日常のふとしたことから生まれる大ヒット商品
見た瞬間、「こういうのを待ってたのよ!」と思わず小躍りしたくなるような、画期的な新商品。その誕生までには、開発した企業が長年培った独自技術や研究、あるいは他より抜きんでた専門知識などが必要とされそうですよね。
でも実は、そうとは限りません。たとえその企業の得意分野とは違っても、ほんの小さな日常生活の“気づき”から、大きなイノベーションが生まれることもある。
昨年(2019年)の大ヒット商品「ポケトル(POKETLE)」も、ある一人の男性の、本当にふとした気づきから生まれました。そこには元ラガーマンだった体育会系の彼がもつ、驚くほど繊細な“女子力”と、ヒットの秘策が隠れていたのです。
売上は想定の25倍以上
皆さんは、ふだん水やお茶をステンレスのボトルに入れて持ち歩いているかもしれません。ですがその多くは500mL、あるいは300mL前後ではないでしょうか。
ところが、2018年12月に発売された「ポケトル」は、120mLしか入らない超小型のステンレスボトル。保温・保冷機能をしっかり備えながらも、小型&スリム(縦長)でスタイリッシュなデザインは、これまで“ありそうでなかった”新商品と言えるでしょう。
ちょい飲みに適したサイズ感やデザイン性が人気を呼び、19年末には、あるビジネス誌とウェブ(「日経トレンディ」「日経クロストレンド」)による、「2019年ヒット商品ベスト30」にもランクイン。
当初想定したニーズ以外にも、「子どもの習い事の日に持たせやすい」とするママや、「外で常備薬を飲むのにちょうどいい」とするシニアにも喜ばれているようです。20年1月末までの受注件数は、累計でなんと約130万本にも及びます。

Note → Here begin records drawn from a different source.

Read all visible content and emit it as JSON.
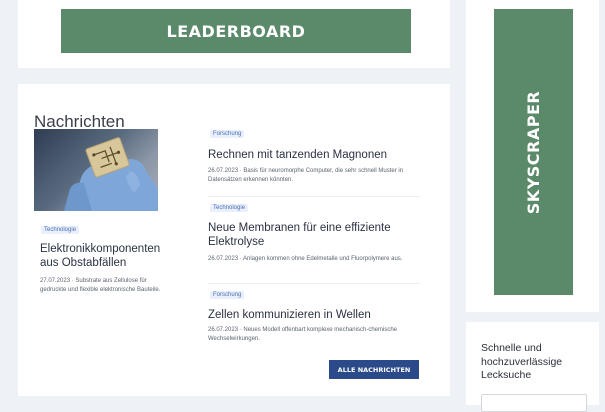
{
  "ads": {
    "leaderboard": "LEADERBOARD",
    "skyscraper": "SKYSCRAPER"
  },
  "news": {
    "heading": "Nachrichten",
    "featured": {
      "tag": "Technologie",
      "title": "Elektronikkomponenten aus Obstabfällen",
      "meta": "27.07.2023 · Substrate aus Zellulose für gedruckte und flexible elektronische Bauteile."
    },
    "articles": [
      {
        "tag": "Forschung",
        "title": "Rechnen mit tanzenden Magnonen",
        "meta": "26.07.2023 · Basis für neuromorphe Computer, die sehr schnell Muster in Datensätzen erkennen könnten."
      },
      {
        "tag": "Technologie",
        "title": "Neue Membranen für eine effiziente Elektrolyse",
        "meta": "26.07.2023 · Anlagen kommen ohne Edelmetalle und Fluorpolymere aus."
      },
      {
        "tag": "Forschung",
        "title": "Zellen kommunizieren in Wellen",
        "meta": "26.07.2023 · Neues Modell offenbart komplexe mechanisch-chemische Wechselwirkungen."
      }
    ],
    "all_button": "ALLE NACHRICHTEN"
  },
  "sidebar": {
    "promo_text": "Schnelle und hochzuverlässige Lecksuche"
  },
  "colors": {
    "ad_background": "#5a8a6a",
    "button_primary": "#2b4a8a",
    "tag_text": "#4a6fb5"
  }
}
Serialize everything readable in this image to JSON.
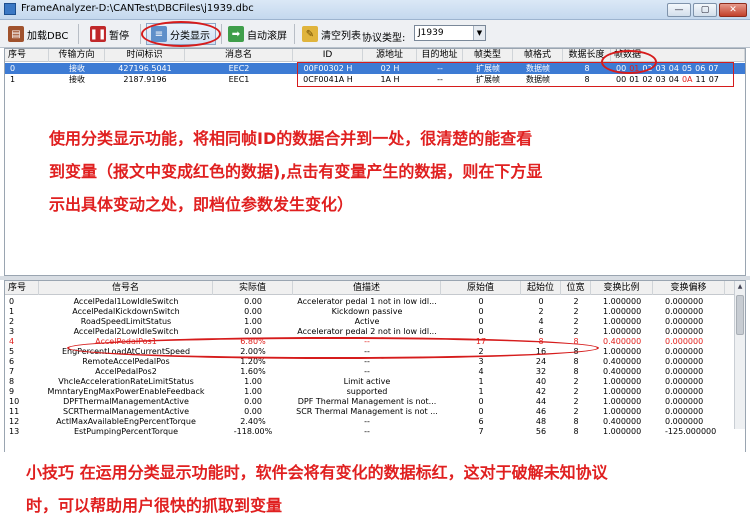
{
  "window": {
    "title": "FrameAnalyzer-D:\\CANTest\\DBCFiles\\j1939.dbc",
    "controls": [
      "—",
      "▢",
      "✕"
    ]
  },
  "toolbar": {
    "load_dbc": "加载DBC",
    "pause": "暂停",
    "classify": "分类显示",
    "autoscroll": "自动滚屏",
    "clear": "清空列表",
    "protocol_label": "协议类型:",
    "protocol_value": "J1939"
  },
  "frames": {
    "columns": [
      "序号",
      "传输方向",
      "时间标识",
      "消息名",
      "ID",
      "源地址",
      "目的地址",
      "帧类型",
      "帧格式",
      "数据长度",
      "帧数据"
    ],
    "rows": [
      {
        "idx": "0",
        "dir": "接收",
        "time": "427196.5041",
        "name": "EEC2",
        "id": "00F00302 H",
        "src": "02 H",
        "dst": "--",
        "type": "扩展帧",
        "fmt": "数据帧",
        "len": "8",
        "bytes": [
          {
            "v": "00",
            "c": false
          },
          {
            "v": "01",
            "c": true
          },
          {
            "v": "02",
            "c": false
          },
          {
            "v": "03",
            "c": false
          },
          {
            "v": "04",
            "c": false
          },
          {
            "v": "05",
            "c": false
          },
          {
            "v": "06",
            "c": false
          },
          {
            "v": "07",
            "c": false
          }
        ]
      },
      {
        "idx": "1",
        "dir": "接收",
        "time": "2187.9196",
        "name": "EEC1",
        "id": "0CF0041A H",
        "src": "1A H",
        "dst": "--",
        "type": "扩展帧",
        "fmt": "数据帧",
        "len": "8",
        "bytes": [
          {
            "v": "00",
            "c": false
          },
          {
            "v": "01",
            "c": false
          },
          {
            "v": "02",
            "c": false
          },
          {
            "v": "03",
            "c": false
          },
          {
            "v": "04",
            "c": false
          },
          {
            "v": "0A",
            "c": true
          },
          {
            "v": "11",
            "c": false
          },
          {
            "v": "07",
            "c": false
          }
        ]
      }
    ]
  },
  "annotation_top": [
    "使用分类显示功能，将相同帧ID的数据合并到一处，很清楚的能查看",
    "到变量（报文中变成红色的数据),点击有变量产生的数据，则在下方显",
    "示出具体变动之处，即档位参数发生变化）"
  ],
  "signals": {
    "columns": [
      "序号",
      "信号名",
      "实际值",
      "值描述",
      "原始值",
      "起始位",
      "位宽",
      "变换比例",
      "变换偏移"
    ],
    "rows": [
      {
        "idx": "0",
        "name": "AccelPedal1LowIdleSwitch",
        "value": "0.00",
        "desc": "Accelerator pedal 1 not in low idl...",
        "raw": "0",
        "start": "0",
        "width": "2",
        "scale": "1.000000",
        "offset": "0.000000",
        "changed": false
      },
      {
        "idx": "1",
        "name": "AccelPedalKickdownSwitch",
        "value": "0.00",
        "desc": "Kickdown passive",
        "raw": "0",
        "start": "2",
        "width": "2",
        "scale": "1.000000",
        "offset": "0.000000",
        "changed": false
      },
      {
        "idx": "2",
        "name": "RoadSpeedLimitStatus",
        "value": "1.00",
        "desc": "Active",
        "raw": "0",
        "start": "4",
        "width": "2",
        "scale": "1.000000",
        "offset": "0.000000",
        "changed": false
      },
      {
        "idx": "3",
        "name": "AccelPedal2LowIdleSwitch",
        "value": "0.00",
        "desc": "Accelerator pedal 2 not in low idl...",
        "raw": "0",
        "start": "6",
        "width": "2",
        "scale": "1.000000",
        "offset": "0.000000",
        "changed": false
      },
      {
        "idx": "4",
        "name": "AccelPedalPos1",
        "value": "6.80%",
        "desc": "--",
        "raw": "17",
        "start": "8",
        "width": "8",
        "scale": "0.400000",
        "offset": "0.000000",
        "changed": true
      },
      {
        "idx": "5",
        "name": "EngPercentLoadAtCurrentSpeed",
        "value": "2.00%",
        "desc": "--",
        "raw": "2",
        "start": "16",
        "width": "8",
        "scale": "1.000000",
        "offset": "0.000000",
        "changed": false
      },
      {
        "idx": "6",
        "name": "RemoteAccelPedalPos",
        "value": "1.20%",
        "desc": "--",
        "raw": "3",
        "start": "24",
        "width": "8",
        "scale": "0.400000",
        "offset": "0.000000",
        "changed": false
      },
      {
        "idx": "7",
        "name": "AccelPedalPos2",
        "value": "1.60%",
        "desc": "--",
        "raw": "4",
        "start": "32",
        "width": "8",
        "scale": "0.400000",
        "offset": "0.000000",
        "changed": false
      },
      {
        "idx": "8",
        "name": "VhcleAccelerationRateLimitStatus",
        "value": "1.00",
        "desc": "Limit active",
        "raw": "1",
        "start": "40",
        "width": "2",
        "scale": "1.000000",
        "offset": "0.000000",
        "changed": false
      },
      {
        "idx": "9",
        "name": "MmntaryEngMaxPowerEnableFeedback",
        "value": "1.00",
        "desc": "supported",
        "raw": "1",
        "start": "42",
        "width": "2",
        "scale": "1.000000",
        "offset": "0.000000",
        "changed": false
      },
      {
        "idx": "10",
        "name": "DPFThermalManagementActive",
        "value": "0.00",
        "desc": "DPF Thermal Management is not...",
        "raw": "0",
        "start": "44",
        "width": "2",
        "scale": "1.000000",
        "offset": "0.000000",
        "changed": false
      },
      {
        "idx": "11",
        "name": "SCRThermalManagementActive",
        "value": "0.00",
        "desc": "SCR Thermal Management is not ...",
        "raw": "0",
        "start": "46",
        "width": "2",
        "scale": "1.000000",
        "offset": "0.000000",
        "changed": false
      },
      {
        "idx": "12",
        "name": "ActlMaxAvailableEngPercentTorque",
        "value": "2.40%",
        "desc": "--",
        "raw": "6",
        "start": "48",
        "width": "8",
        "scale": "0.400000",
        "offset": "0.000000",
        "changed": false
      },
      {
        "idx": "13",
        "name": "EstPumpingPercentTorque",
        "value": "-118.00%",
        "desc": "--",
        "raw": "7",
        "start": "56",
        "width": "8",
        "scale": "1.000000",
        "offset": "-125.000000",
        "changed": false
      }
    ]
  },
  "annotation_bottom": [
    "小技巧 在运用分类显示功能时，软件会将有变化的数据标红，这对于破解未知协议",
    "时，可以帮助用户很快的抓取到变量"
  ]
}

「当初は、年間で3~5万本(初期のロット数)ぐらい売れればいいなと思っていました」と話すのは、ポケトルの製造販売元・DESIGN WORKS ANCIENT(京都府向日市)の代表取締役、小林裕介さん。彼こそが、画期的な新商品を企画開発した張本人です。
ペットボトル飲料の飲み残しに罪悪感
きっかけは、小林さんが京都から東京に出張した、ある朝のこと。
前日、京都で500mLのペットボトル飲料(お茶)を買って新幹線に乗車した小林さんでしたが、行った先の東京では、商談時に「どうぞ」と客先の企業がコーヒーやお茶を出してくれる。ありがちな風景ですよね。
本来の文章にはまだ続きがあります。